What it adds up to is a very mixed and murky picture among the 50 states. “Programs vary widely,” says Randy Rabinowitz, director of regulatory policy with the Center for Effective Government. In her opinion, California has a strong program and regulates more aggressively than OSHA; Washington, Minnesota and Oregon have what she deems “active programs.”
Washington’s Silverstein agrees that there is substantial variation from state to state, and between states and OSHA, “in substance and quality.” States have an advantage, he argues, in that they have some flexibility to go above and beyond federal regulations if they wish to. By way of example, he points to Washington state, which covers farm workers who are exempt under federal law. Meanwhile, California has an illness and injury prevention program in place that OSHA has been trying to implement for years. But Silverstein agrees that there are plenty of state OSHA programs that lag well behind the feds and behind other state counterparts.
The difference among states can be explained rather simply, workplace safety advocates say: political culture. The climate in some states just isn’t very friendly to regulators. One of those states happens to be Texas.
Commenting on the West explosion, Democratic state Rep. Joe Pickett of El Paso said that he thought “the state of Texas is in good shape” in regard to regulating entities that might experience similar catastrophes. He didn’t see the need for any “major changes” in how the state might regulate such industries in the future.
Reinforcing Pickett’s assessment, Nim Kidd, chief of emergency management for the state Department of Public Safety, noted that “[E]ven in the midst of that great tragedy, the system worked.”
It’s no wonder, then, that Silverstein characterizes Texas as a “free-for-all” state. “Texas is unique in that it has no workers’ compensation program at all. And that spills over into how various federal agencies deal with Texas.” The Lone Star State, he says, “gets by with less attention across the board than most states, and so it’s not surprising to me that so many agencies that should have been looking at that plant weren’t.”
So who was at fault in the explosion? “Should OSHA be whacked for West, Texas?” Silverstein asks. His answer: “Yes and no. With all the attention to combustible dust and ammonium nitrate and process safety management rules, the plant should have been in the spotlight.” On the other hand, OSHA may be facing a mission impossible. “Given the number of facilities it oversees,” Silverstein says, “it would take OSHA 130 years to inspect every one of them.”
What Texas may contribute to improvements in on-the-job safety, though, are lessons other states can eventually learn from the disaster -- as they have learned from other catastrophes. For example, in the wake of the 2010 Washington refinery explosion, California beefed up its refinery inspection program, focusing on the same area that was cited as the cause of the Washington catastrophe. Wood says Oregon is certainly interested in what caused the Texas explosion -- if a cause is ever found -- so that his agency might also ramp up inspection efforts accordingly.

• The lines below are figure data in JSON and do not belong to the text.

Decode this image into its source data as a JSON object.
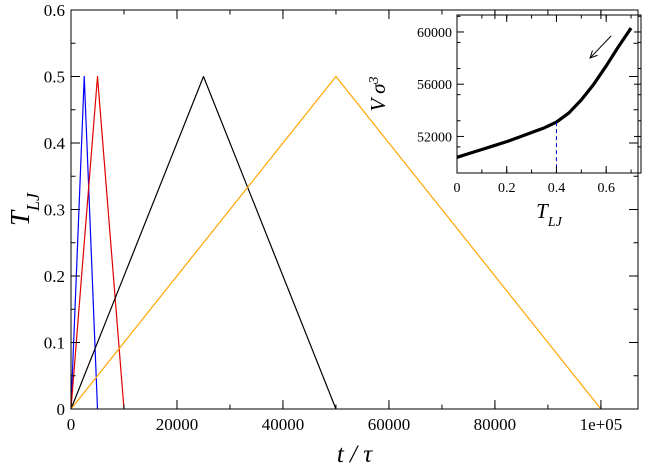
{
  "chart_data": [
    {
      "type": "line",
      "xlabel": "t / τ",
      "ylabel": "T_LJ",
      "xlim": [
        0,
        107000
      ],
      "ylim": [
        0,
        0.6
      ],
      "xticks": [
        0,
        20000,
        40000,
        60000,
        80000,
        100000
      ],
      "xtick_labels": [
        "0",
        "20000",
        "40000",
        "60000",
        "80000",
        "1e+05"
      ],
      "yticks": [
        0,
        0.1,
        0.2,
        0.3,
        0.4,
        0.5,
        0.6
      ],
      "ytick_labels": [
        "0",
        "0.1",
        "0.2",
        "0.3",
        "0.4",
        "0.5",
        "0.6"
      ],
      "grid": false,
      "series": [
        {
          "color": "#0000ff",
          "x": [
            0,
            2500,
            5000
          ],
          "y": [
            0,
            0.5,
            0
          ]
        },
        {
          "color": "#e00000",
          "x": [
            0,
            5000,
            10000
          ],
          "y": [
            0,
            0.5,
            0
          ]
        },
        {
          "color": "#000000",
          "x": [
            0,
            25000,
            50000
          ],
          "y": [
            0,
            0.5,
            0
          ]
        },
        {
          "color": "#ffa500",
          "x": [
            0,
            50000,
            100000
          ],
          "y": [
            0,
            0.5,
            0
          ]
        }
      ]
    },
    {
      "type": "line",
      "xlabel": "T_LJ",
      "ylabel": "V σ³",
      "xlim": [
        0,
        0.74
      ],
      "ylim": [
        49200,
        61300
      ],
      "xticks": [
        0,
        0.2,
        0.4,
        0.6
      ],
      "xtick_labels": [
        "0",
        "0.2",
        "0.4",
        "0.6"
      ],
      "yticks": [
        52000,
        56000,
        60000
      ],
      "ytick_labels": [
        "52000",
        "56000",
        "60000"
      ],
      "grid": false,
      "annotations": [
        {
          "type": "arrow",
          "direction": "decreasing temperature",
          "from": [
            0.62,
            59700
          ],
          "to": [
            0.535,
            58000
          ]
        },
        {
          "type": "vline",
          "x": 0.4,
          "color": "#0000cc",
          "style": "dashed"
        }
      ],
      "series": [
        {
          "color": "#000000",
          "x": [
            0.0,
            0.05,
            0.1,
            0.15,
            0.2,
            0.25,
            0.3,
            0.35,
            0.4,
            0.45,
            0.5,
            0.55,
            0.6,
            0.65,
            0.7
          ],
          "y": [
            50400,
            50700,
            51000,
            51300,
            51600,
            51950,
            52300,
            52650,
            53100,
            53800,
            54800,
            56000,
            57400,
            58900,
            60300
          ]
        }
      ]
    }
  ]
}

A number of safety advocates have suggested that Texas should develop its own state safety inspection program. Based on the range of attitudes toward regulation among the states, workplace safety advocates like the AFL-CIO’s Seminario aren’t at all shy about expressing a clear opinion on that point. Even though federal OSHA inspectors hadn’t been to the West factory in nearly 30 years, she would stick to the feds. “Quite frankly,” she says, “Texas, as a government, is not a strong believer in enforcement.”